In Brooklyn, I would walk to shul on Kol Nidre among the diversity of people in my neighborhood. Some, observing the custom of not wearing leather on Yom Kippur, I could spot straightaway as Jews walking to synagogue—dressed in fancy clothing but donning flip-flops, for example. Most were on their way to the park if it were a warm night, or headed to dinner, or coming home from work, relieved. In Jerusalem, I walked out of my apartment building to find dozens of people in the street, many wearing either the white kittel (a garment worn most by Orthodox men, resembling the garment that will cover them in death and burial) or wearing white clothing more generally—both serving as reminders of the unique and awesome significance of this day, the day on which God decides our ultimate fate. It seemed like everyone was headed to the same place, for the same purpose. This turning felt nearly automatic, not even a conscious choice.
Walking to shul on streets empty of cars, with traffic lights taking a rest for the entire day, in a community and a city where most of the other people on the streets were also headed to pray, I started to ask myself about turns and returns. What happens next year, when the walk to shul on Kol Nidre again becomes a choice I make? If my decision to pray on Kol Nidre, to fast and spend the entire day in shul on Yom Kippur, is challenged, how will I respond? What kind of turns will I take?
In many ways—and these ways are complicated by the fact that I am a Reform convert, a woman, and a lesbian—being a Jew and not living a Jewish life in Israel would be impossible. On Shabbat in Jerusalem, buses stop running and businesses shut down. There is practically a shul on every corner and people walk around the city dressed in their finest, celebrating and gathering with friends.
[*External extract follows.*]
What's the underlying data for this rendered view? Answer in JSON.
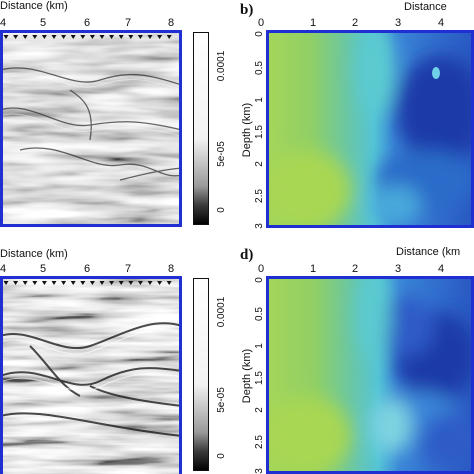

I have a community of people to share Shabbat dinner with every week. The school year and the work year here run according to the Jewish calendar. The entire country, in one way or another, observes Yom Kippur (whether in synagogue or not). On Kol Nidre, after services were over, I walked with my friends to a nearby neighborhood. We must have seen hundreds of others dressed in white, walking, in the middle of the street, past closed shops and restaurants.
Teshuva for me begins this year and carries into the next. I hope that I can turn my own Jewish practice back in Brooklyn a bit towards Jerusalem. Just as we face East, face Jerusalem, face the Temple, face the Holy of Holies when we pray, I want to turn my “home” observance toward this place, where Judaism infuses nearly every aspect of life.